Numa conferência recente, que pretende dar um panorama geral da sua obra, Hacking (1999) retoma idéias que o tinham levado à elaboração de O Surgimento da Probabilidade, a fim de defender um determinado tipo de investigação filosófica que ele ainda considera importante. Primeiro, apoiando-se também em pesquisas realizadas por outros autores, Hacking sugere que o problema da indução, formulado por Hume, vincula-se a uma certa concepção das crenças como codificações de fatos particulares. Seria possível dizer que essa concepção histórica, fruto de determinadas práticas sociais, teria dado origem, inclusive, à filosofia transcendental kantiana:

[Ao final do Tratado, Hume] não deu nenhuma explicação de si mesmo, do "eu" que acumula as impressões e é uma unidade. No esquema que ele fornece, todas as impressões são particulares, e se há alguém que as acumule, esse alguém também é particular. Disso, então, tenho uma idéia de pessoa, uma idéia de mim? Kant levou essa questão tão a sério que se lançou na proposta de um dos mais sólidos absurdos que são a reserva das verdadeiras grandes figuras que levam a sério o raciocínio filosófico: a unidade transcendental da apercepção. Cada uma das minhas informações a respeito de qualquer coisa está acompanhada da informação de que sou informado. Dessa forma, o fato particular [...] gerou a filosofia transcendental (Hacking 1999: 13).

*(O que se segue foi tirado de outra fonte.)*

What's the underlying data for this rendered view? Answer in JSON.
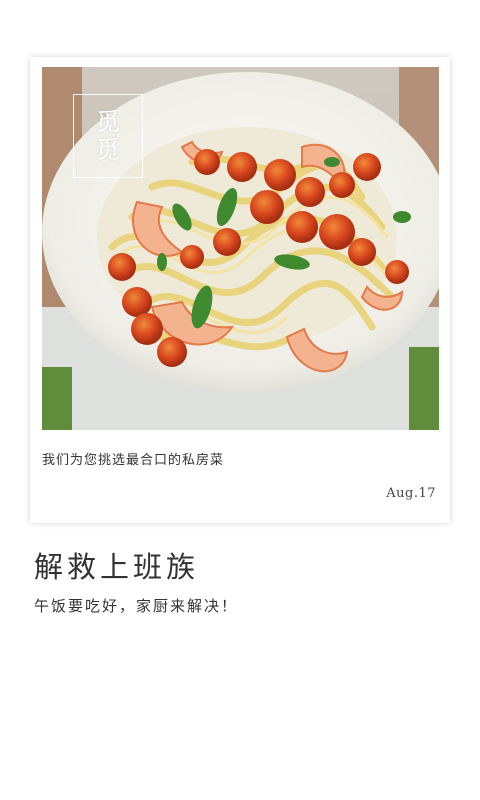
{
  "card": {
    "brand": [
      "觅",
      "觅"
    ],
    "caption": "我们为您挑选最合口的私房菜",
    "date": "Aug.17",
    "photo_icon": "pasta-shrimp-tomato-dish-photo"
  },
  "headline": "解救上班族",
  "subline": "午饭要吃好，家厨来解决！",
  "colors": {
    "background": "#ffffff",
    "text": "#333333",
    "plate": "#f1f0ea",
    "tomato": "#d8471e",
    "pasta": "#ecd98a",
    "basil": "#3f8a2f",
    "grass": "#5f8d3c"
  }
}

Em segundo lugar, não necessariamente apostando na plausibilidade dessa hipótese (de que a filosofia transcendental kantiana teria sido gerada pelo surgimento histórico de uma categoria como o 'fato particular'), Hacking, contudo, a apresenta como um possível exemplo daquilo que ele chama de "meta-epistemologia histórica", naquilo que ela teria de relevante para a filosofia:

Isso é apenas uma indicação de como uma meta-epistemologia histórica pode ser relevante para a filosofia. [...] essas concepções são familiares para mim, porque eu tive a idéia, ao escrever o Surgimento da Probabilidade, que os problemas filosóficos são criados quando o espaço de possibilidade no qual organizamos nosso pensamento se modifica (1999: 13).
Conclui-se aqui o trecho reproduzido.